Robert Blake, with Oregonians for Better Health, said Oregon was an “open state.” The system is open more or less to control the black market because Oregon is a huge exporter of cannabis in the United States.
“The Oregon program is one hundred percent patient-driven. The patients own the plants, not the grower. There are no corporate entities. Companies contract with individual patients who control all the production. Every product that is sold is tested for pesticides, mold, mildew, and other impurities,” Blake said.
He told about a research project where six, stage four cancer patients, continued to live, after they were given powerful and massive doses of cannabis, and were then allowed to sleep twelve to fifteen hours a day for ten weeks.
“We gave them pure medical cannabis concentrate oils, made my various extractors, and they took the oils under their tongue. They took about a gram or a gram and a half at the peak, for ten week,” Blake told APN.
There are many medical conditions, that could be helped by medical cannabis, which are currently not covered by HB 1.
“I have been contacted by a lot of folks with fibromyalgia, arthritis, lupus, and general chronic pain. We’ve got to look at expanding it and look at the evidence of the benefits,” Peake said to APN.
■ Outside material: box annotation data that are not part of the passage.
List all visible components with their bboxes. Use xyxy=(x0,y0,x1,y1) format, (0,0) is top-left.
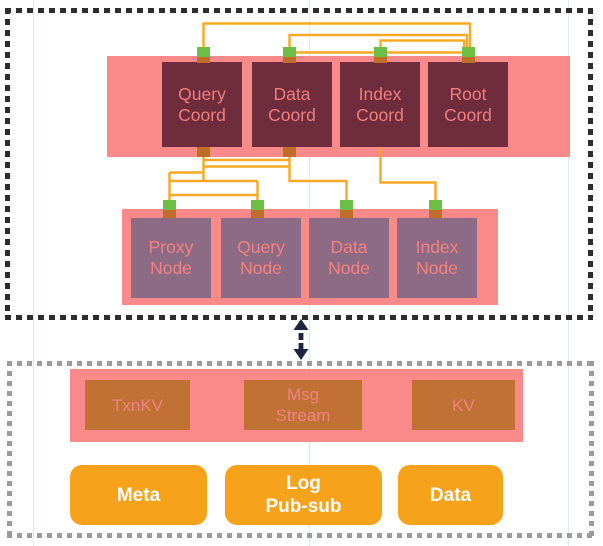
service-label: KV xyxy=(452,395,475,415)
coord-label: Coord xyxy=(268,104,316,125)
node-box-data-node: Data Node xyxy=(309,218,389,298)
backend-label: Pub-sub xyxy=(265,496,342,517)
port-icon-root-coord xyxy=(462,47,475,57)
frame-edge xyxy=(5,8,593,13)
coord-box-query-coord: Query Coord xyxy=(162,62,242,147)
service-label: Msg xyxy=(286,385,320,404)
node-label: Node xyxy=(240,258,282,278)
coord-box-data-coord: Data Coord xyxy=(252,62,332,147)
node-box-index-node: Index Node xyxy=(397,218,477,298)
coord-label: Index xyxy=(358,83,402,104)
coord-label: Data xyxy=(273,83,311,104)
port-stub-index-coord xyxy=(374,55,387,63)
backend-box-meta: Meta xyxy=(70,465,207,525)
node-label: Index xyxy=(415,237,459,257)
backend-box-log-pubsub: Log Pub-sub xyxy=(225,465,382,525)
backend-label: Meta xyxy=(116,484,161,506)
port-icon-data-node xyxy=(340,200,353,210)
compute-layer-frame xyxy=(5,8,593,320)
node-label: Node xyxy=(416,258,458,278)
port-stub-data-node xyxy=(340,209,353,218)
service-box-kv: KV xyxy=(412,380,515,430)
port-stub-index-node xyxy=(429,209,442,218)
node-label: Proxy xyxy=(148,237,194,257)
port-icon-query-coord xyxy=(197,47,210,57)
port-icon-query-node xyxy=(251,200,264,210)
port-icon-proxy-node xyxy=(163,200,176,210)
coord-box-root-coord: Root Coord xyxy=(428,62,508,147)
port-stub-query-coord xyxy=(197,55,210,63)
node-label: Data xyxy=(330,237,368,257)
frame-edge xyxy=(7,361,12,538)
port-stub-query-node xyxy=(251,209,264,218)
port-stub-data-coord-bottom xyxy=(283,147,296,157)
frame-edge xyxy=(7,533,594,538)
storage-layer-frame xyxy=(7,361,594,538)
service-box-msg-stream: Msg Stream xyxy=(244,380,362,430)
node-box-query-node: Query Node xyxy=(221,218,301,298)
node-label: Query xyxy=(237,237,285,257)
port-icon-index-coord xyxy=(374,47,387,57)
service-box-txnkv: TxnKV xyxy=(85,380,190,430)
background-gridline xyxy=(568,0,569,546)
frame-edge xyxy=(589,361,594,538)
coord-label: Coord xyxy=(444,104,492,125)
background-gridline xyxy=(33,0,34,546)
frame-edge xyxy=(5,8,10,320)
backend-label: Data xyxy=(429,484,472,506)
node-label: Node xyxy=(150,258,192,278)
coord-label: Coord xyxy=(178,104,226,125)
backend-box-data: Data xyxy=(398,465,503,525)
port-stub-root-coord xyxy=(462,55,475,63)
backend-label: Log xyxy=(286,473,321,494)
node-box-proxy-node: Proxy Node xyxy=(131,218,211,298)
coord-label: Root xyxy=(449,83,487,104)
frame-edge xyxy=(588,8,593,320)
port-icon-index-node xyxy=(429,200,442,210)
port-stub-data-coord xyxy=(283,55,296,63)
service-label: TxnKV xyxy=(111,395,164,415)
service-label: Stream xyxy=(275,406,331,425)
frame-edge xyxy=(5,315,593,320)
bidirectional-arrow-icon xyxy=(293,319,309,360)
port-stub-query-coord-bottom xyxy=(197,147,210,157)
coord-box-index-coord: Index Coord xyxy=(340,62,420,147)
port-stub-proxy-node xyxy=(163,209,176,218)
node-label: Node xyxy=(328,258,370,278)
frame-edge xyxy=(7,361,594,366)
coord-label: Query xyxy=(178,83,226,104)
coord-label: Coord xyxy=(356,104,404,125)
port-icon-data-coord xyxy=(283,47,296,57)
In a press release from the Georgia Legislative Black Caucus (GLBC), State Representative Dee Dawkins-Haigler (D-Lithonia), who is recovering from breast cancer and has registered to use the cannabis oil in Georgia, commented on the absence of Black legislators on the Commission.
“African Americans comprise approximately 30 percent of the state’s population but you would not know that looking at the Commission’s participation. There are many qualified African American legislators, elected officials, physicians, law enforcement officials and other professions here in our state. It would be hard for the GLBC to support an initiative that is not inclusive,” Rep. Haigler said in a press release.